Now, Vinton is proposing a hotel on the top half of a building of the same size, about 10 stories, Pryor said. The garage would shrink to 192 spaces.
"The latest proposal would save him money, first and foremost," Pryor said. "I think it's gotten smaller because the marketplace and competition have stolen prospective tenants over time."
Vinton could not be reached for comment.
The request was introduced without discussion at Thursday's City Council meeting. It will be deliberated publicly at a committee meeting next month.
Last year, Vinton asked that the agreement be changed to allow him to knock down all historic buildings on the block. The agreement with the city called for the facades to remain. The city protested and Vinton withdrew the request, Pryor said.
The project has been plagued by problems. Some of the historic structures were damaged by a demolition contractor. And city officials said contractors removed asbestos from the roofs of some of the buildings improperly. Instead of hosing down the tops of the buildings and using tarps and chutes, workers simply used sledgehammers, sending asbestos dust flying into the air.
The project has remained stalled since the summer of 2005. Located directly across King Street from the $137 million New Castle County Courthouse that opened in 2002, the site is now part empty lot and part half-demolished, vacant buildings in disrepair.
Vinton's negotiations with a hotel operator have not been finalized, Pryor said.
He is working to maintain the historic facades with a group called Preservation Initiatives, city Communications Director John Rago said.
Pryor said Vinton doesn't want to gamble on a multimillion-dollar construction loan without some commitments from tenants.
Yet, Pryor remains optimistic. The talks with the hotel firm, which Pryor wouldn't identify, are only three weeks old. "But it's the most hopeful activity I've seen in the last 18 months," he said.
Mayor James M. Baker said the city would move to take back the land and keep the money if signs of imminent construction aren't happening in two months.

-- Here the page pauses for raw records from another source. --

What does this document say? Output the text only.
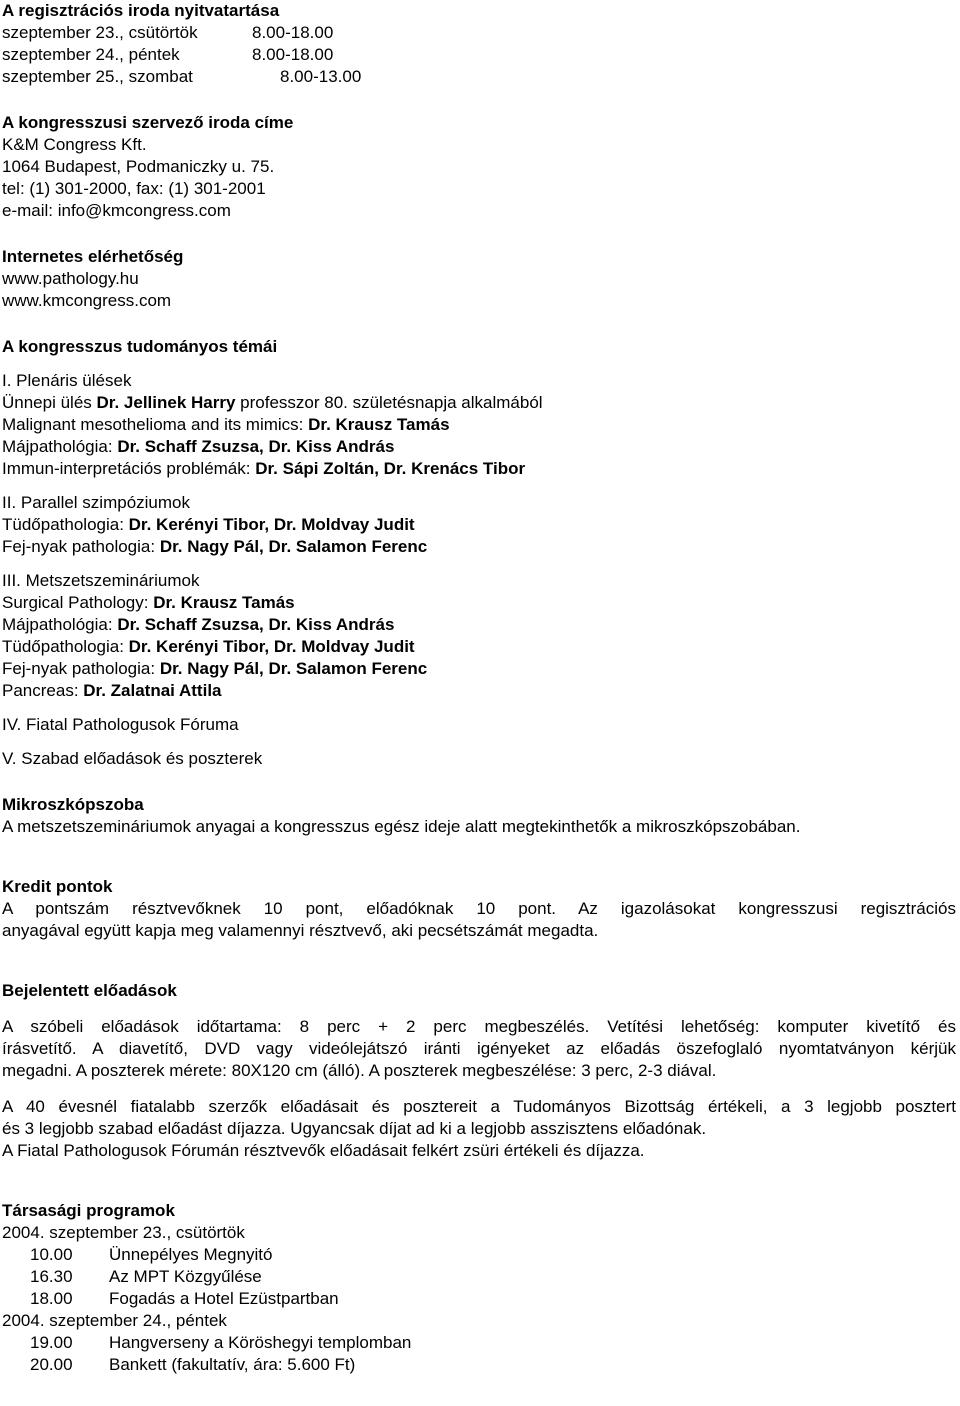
A regisztrációs iroda nyitvatartása
szeptember 23., csütörtök	8.00-18.00
szeptember 24., péntek	8.00-18.00
szeptember 25., szombat	8.00-13.00
A kongresszusi szervező iroda címe
K&M Congress Kft.
1064 Budapest, Podmaniczky u. 75.
tel: (1) 301-2000, fax: (1) 301-2001
e-mail: info@kmcongress.com
Internetes elérhetőség
www.pathology.hu
www.kmcongress.com
A kongresszus tudományos témái
I. Plenáris ülések
Ünnepi ülés Dr. Jellinek Harry professzor 80. születésnapja alkalmából
Malignant mesothelioma and its mimics: Dr. Krausz Tamás
Májpathológia: Dr. Schaff Zsuzsa, Dr. Kiss András
Immun-interpretációs problémák: Dr. Sápi Zoltán, Dr. Krenács Tibor
II. Parallel szimpóziumok
Tüdőpathologia: Dr. Kerényi Tibor, Dr. Moldvay Judit
Fej-nyak pathologia: Dr. Nagy Pál, Dr. Salamon Ferenc
III. Metszetszemináriumok
Surgical Pathology: Dr. Krausz Tamás
Májpathológia: Dr. Schaff Zsuzsa, Dr. Kiss András
Tüdőpathologia: Dr. Kerényi Tibor, Dr. Moldvay Judit
Fej-nyak pathologia: Dr. Nagy Pál, Dr. Salamon Ferenc
Pancreas: Dr. Zalatnai Attila
IV. Fiatal Pathologusok Fóruma
V. Szabad előadások és poszterek
Mikroszkópszoba
A metszetszemináriumok anyagai a kongresszus egész ideje alatt megtekinthetők a mikroszkópszobában.
Kredit pontok
A pontszám résztvevőknek 10 pont, előadóknak 10 pont. Az igazolásokat kongresszusi regisztrációs
anyagával együtt kapja meg valamennyi résztvevő, aki pecsétszámát megadta.
Bejelentett előadások
A szóbeli előadások időtartama: 8 perc + 2 perc megbeszélés. Vetítési lehetőség: komputer kivetítő és
írásvetítő. A diavetítő, DVD vagy videólejátszó iránti igényeket az előadás öszefoglaló nyomtatványon kérjük
megadni. A poszterek mérete: 80X120 cm (álló). A poszterek megbeszélése: 3 perc, 2-3 diával.
A 40 évesnél fiatalabb szerzők előadásait és posztereit a Tudományos Bizottság értékeli, a 3 legjobb posztert
és 3 legjobb szabad előadást díjazza. Ugyancsak díjat ad ki a legjobb asszisztens előadónak.
A Fiatal Pathologusok Fórumán résztvevők előadásait felkért zsüri értékeli és díjazza.
Társasági programok
2004. szeptember 23., csütörtök
10.00	Ünnepélyes Megnyitó
16.30	Az MPT Közgyűlése
18.00	Fogadás a Hotel Ezüstpartban
2004. szeptember 24., péntek
19.00	Hangverseny a Köröshegyi templomban
20.00	Bankett (fakultatív, ára: 5.600 Ft)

"This isn't a phony deadline," he said. "We're giving them every opportunity to break ground, but if they don't, there's no shortage of other developers waiting to take over the site."
----------------------
While more hotel rooms will make the city more attractive for conventions and trade shows, I don't the market is strong enough for two new hotels. Personally, I hope Commonwealth does not succeed and the parcel is taken back and resold to someone else. The city will get $2MM and the money from the resale, and would get a competant
urban developer. Commonwealth just doesn't understand how to market urban properties. If they do somehow pull this off, it is encouraging that Preservation Initiatives is working with them. PI is the same guy who is renovating the buildings at 3rd and Market. He's a guy who knows how to build and market an urban project.